Por qué el reloj de 8 horas comienza en la quemadura
La parte más propensa a errores de la reanimación de Parkland es el tiempo. La primera mitad del fluido debe entregarse a más tardar 8 horas después de la lesión, no 8 horas después de hacer los cálculos. Cuando un paciente llega a atención definitiva a mitad de esa ventana, el mismo volumen de la primera mitad debe entregarse durante las horas que quedan — por lo que la tasa de infusión sube, a veces drásticamente.
La pestaña de División 8h/16h hace esto explícito: introduce el tiempo desde la quemadura y la calculadora recalcula la tasa de la primera ventana como la primera mitad dividida entre las horas restantes. Una vez que han pasado 8 horas, la primera ventana está cerrada; la herramienta lo señala y te indica manejar según la diuresis y el estado clínico en lugar de intentar 'ponerse al día' con un bolo grande, lo cual puede empeorar el edema.
Estimando el tamaño de la quemadura y titulando el resultado
La fórmula es tan buena como lo sea la estimación del tamaño de la quemadura. La pestaña de Ayudante de Regla de los Nueve te permite sumar las regiones adultas quemadas (cabeza 9%, cada brazo 9%, frente del tronco 18%, espalda del tronco 18%, cada pierna 18%, periné 1%). Para quemaduras más pequeñas o irregulares, la palma del paciente incluyendo los dedos equivale aproximadamente a 1% de SCT. Los niños tienen cabezas proporcionalmente más grandes y piernas más pequeñas, por lo que una tabla de Lund-Browder es más precisa en pediatría, y la reanimación pediátrica también añade fluido de mantenimiento y a veces usa un factor mL/kg más bajo.
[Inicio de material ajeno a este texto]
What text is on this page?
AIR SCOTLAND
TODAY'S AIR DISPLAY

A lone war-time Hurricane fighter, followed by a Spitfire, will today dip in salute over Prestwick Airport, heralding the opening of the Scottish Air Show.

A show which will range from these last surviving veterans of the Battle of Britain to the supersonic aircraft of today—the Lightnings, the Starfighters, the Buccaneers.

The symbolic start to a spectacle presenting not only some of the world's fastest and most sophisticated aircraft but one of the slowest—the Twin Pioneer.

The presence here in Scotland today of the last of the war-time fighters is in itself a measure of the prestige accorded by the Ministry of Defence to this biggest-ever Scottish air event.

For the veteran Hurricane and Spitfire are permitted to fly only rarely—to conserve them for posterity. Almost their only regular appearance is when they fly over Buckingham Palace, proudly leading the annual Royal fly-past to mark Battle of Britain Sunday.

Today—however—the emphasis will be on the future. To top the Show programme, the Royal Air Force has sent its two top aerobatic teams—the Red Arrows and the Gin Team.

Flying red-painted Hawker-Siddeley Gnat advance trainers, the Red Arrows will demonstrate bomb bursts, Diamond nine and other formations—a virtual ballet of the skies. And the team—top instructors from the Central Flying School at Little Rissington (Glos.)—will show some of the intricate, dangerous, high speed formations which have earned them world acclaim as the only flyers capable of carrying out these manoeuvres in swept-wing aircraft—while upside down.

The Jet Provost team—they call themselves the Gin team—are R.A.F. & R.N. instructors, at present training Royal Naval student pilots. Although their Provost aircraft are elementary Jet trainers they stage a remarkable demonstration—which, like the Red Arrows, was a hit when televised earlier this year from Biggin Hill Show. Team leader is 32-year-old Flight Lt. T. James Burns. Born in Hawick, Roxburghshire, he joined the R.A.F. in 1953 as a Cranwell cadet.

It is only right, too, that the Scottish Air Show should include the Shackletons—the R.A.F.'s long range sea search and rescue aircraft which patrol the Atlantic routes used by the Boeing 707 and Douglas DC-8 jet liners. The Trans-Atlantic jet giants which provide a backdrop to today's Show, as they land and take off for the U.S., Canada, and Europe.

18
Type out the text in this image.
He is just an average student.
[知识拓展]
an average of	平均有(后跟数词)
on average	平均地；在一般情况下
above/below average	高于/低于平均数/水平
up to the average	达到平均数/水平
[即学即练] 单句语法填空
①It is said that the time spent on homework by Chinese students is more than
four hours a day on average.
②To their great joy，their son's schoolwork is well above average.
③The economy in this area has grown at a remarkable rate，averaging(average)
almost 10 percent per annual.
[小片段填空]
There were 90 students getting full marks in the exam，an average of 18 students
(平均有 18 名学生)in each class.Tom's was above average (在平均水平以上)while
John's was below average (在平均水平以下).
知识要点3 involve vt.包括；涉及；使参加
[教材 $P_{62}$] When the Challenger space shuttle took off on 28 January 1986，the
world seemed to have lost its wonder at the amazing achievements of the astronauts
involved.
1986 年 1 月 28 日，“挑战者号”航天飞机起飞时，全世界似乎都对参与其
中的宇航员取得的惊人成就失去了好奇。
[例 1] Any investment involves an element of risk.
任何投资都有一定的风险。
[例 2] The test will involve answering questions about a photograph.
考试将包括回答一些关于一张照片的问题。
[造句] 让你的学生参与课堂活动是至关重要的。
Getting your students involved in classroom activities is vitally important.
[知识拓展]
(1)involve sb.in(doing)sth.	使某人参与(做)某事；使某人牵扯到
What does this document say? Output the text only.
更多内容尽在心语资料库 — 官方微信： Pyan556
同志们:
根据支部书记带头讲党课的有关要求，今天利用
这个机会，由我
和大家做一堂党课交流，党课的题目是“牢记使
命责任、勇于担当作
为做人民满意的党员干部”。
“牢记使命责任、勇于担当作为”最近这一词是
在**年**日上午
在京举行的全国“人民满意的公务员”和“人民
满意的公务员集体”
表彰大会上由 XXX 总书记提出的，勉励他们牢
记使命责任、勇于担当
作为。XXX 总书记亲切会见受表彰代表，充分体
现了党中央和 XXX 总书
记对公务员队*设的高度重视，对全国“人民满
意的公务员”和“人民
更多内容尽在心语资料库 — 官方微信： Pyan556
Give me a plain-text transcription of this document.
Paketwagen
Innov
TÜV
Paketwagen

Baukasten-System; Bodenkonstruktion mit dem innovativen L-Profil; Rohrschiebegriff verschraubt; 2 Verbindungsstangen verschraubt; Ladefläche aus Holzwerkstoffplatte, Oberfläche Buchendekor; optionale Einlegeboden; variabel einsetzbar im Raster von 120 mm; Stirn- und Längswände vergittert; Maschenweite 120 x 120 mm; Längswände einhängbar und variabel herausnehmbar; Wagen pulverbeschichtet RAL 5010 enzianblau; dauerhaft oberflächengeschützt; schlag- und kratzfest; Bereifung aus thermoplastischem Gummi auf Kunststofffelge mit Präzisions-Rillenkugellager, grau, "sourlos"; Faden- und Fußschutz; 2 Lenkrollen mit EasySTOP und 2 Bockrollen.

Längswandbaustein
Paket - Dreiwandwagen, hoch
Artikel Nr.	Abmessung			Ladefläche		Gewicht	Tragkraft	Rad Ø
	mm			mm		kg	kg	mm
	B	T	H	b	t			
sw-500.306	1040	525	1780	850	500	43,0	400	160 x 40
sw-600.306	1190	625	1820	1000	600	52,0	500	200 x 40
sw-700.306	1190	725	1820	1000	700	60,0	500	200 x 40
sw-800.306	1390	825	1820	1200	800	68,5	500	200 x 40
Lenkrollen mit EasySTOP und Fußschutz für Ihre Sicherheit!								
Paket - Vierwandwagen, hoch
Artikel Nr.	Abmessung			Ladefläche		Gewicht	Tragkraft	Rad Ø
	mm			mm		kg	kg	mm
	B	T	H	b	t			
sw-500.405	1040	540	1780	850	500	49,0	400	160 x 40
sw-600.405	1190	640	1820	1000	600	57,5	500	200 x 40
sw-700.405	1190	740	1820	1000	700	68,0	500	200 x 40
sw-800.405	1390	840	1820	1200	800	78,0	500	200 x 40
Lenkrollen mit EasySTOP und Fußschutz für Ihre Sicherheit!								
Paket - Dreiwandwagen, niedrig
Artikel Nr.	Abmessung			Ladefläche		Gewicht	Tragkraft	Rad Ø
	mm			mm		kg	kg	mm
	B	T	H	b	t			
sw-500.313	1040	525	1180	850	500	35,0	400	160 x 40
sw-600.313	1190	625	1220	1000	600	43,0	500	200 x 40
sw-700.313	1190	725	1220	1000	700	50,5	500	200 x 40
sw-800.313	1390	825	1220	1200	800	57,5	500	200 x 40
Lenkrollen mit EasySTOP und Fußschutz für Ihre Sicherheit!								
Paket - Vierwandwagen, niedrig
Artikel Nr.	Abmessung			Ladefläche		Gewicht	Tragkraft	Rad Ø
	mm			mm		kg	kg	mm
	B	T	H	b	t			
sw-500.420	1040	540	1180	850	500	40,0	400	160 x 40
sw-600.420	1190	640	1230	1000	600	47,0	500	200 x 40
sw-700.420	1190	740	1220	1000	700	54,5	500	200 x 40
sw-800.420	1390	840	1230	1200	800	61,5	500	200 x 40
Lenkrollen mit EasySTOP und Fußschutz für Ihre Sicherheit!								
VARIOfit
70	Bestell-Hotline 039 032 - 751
Fundamentalmente, el número de Parkland es una estimación inicial. La reanimación real se titula a una diuresis de aproximadamente 0,5 mL/kg/hr en adultos (cerca de 1 mL/kg/hr en niños) y a la hemodinámica del paciente. La práctica moderna de quemaduras, incluida la Asociación Americana de Quemaduras, advierte contra el 'fluid creep' (sobrehidratación progresiva) por sobrerreanimación y cada vez más comienza más cerca de 2 mL/kg/%SCT para adultos, titulando hacia arriba según sea necesario. Esta herramienta calcula la estimación clásica de Parkland de 4 mL; úsala dentro del protocolo de quemaduras de tu institución, no en su lugar.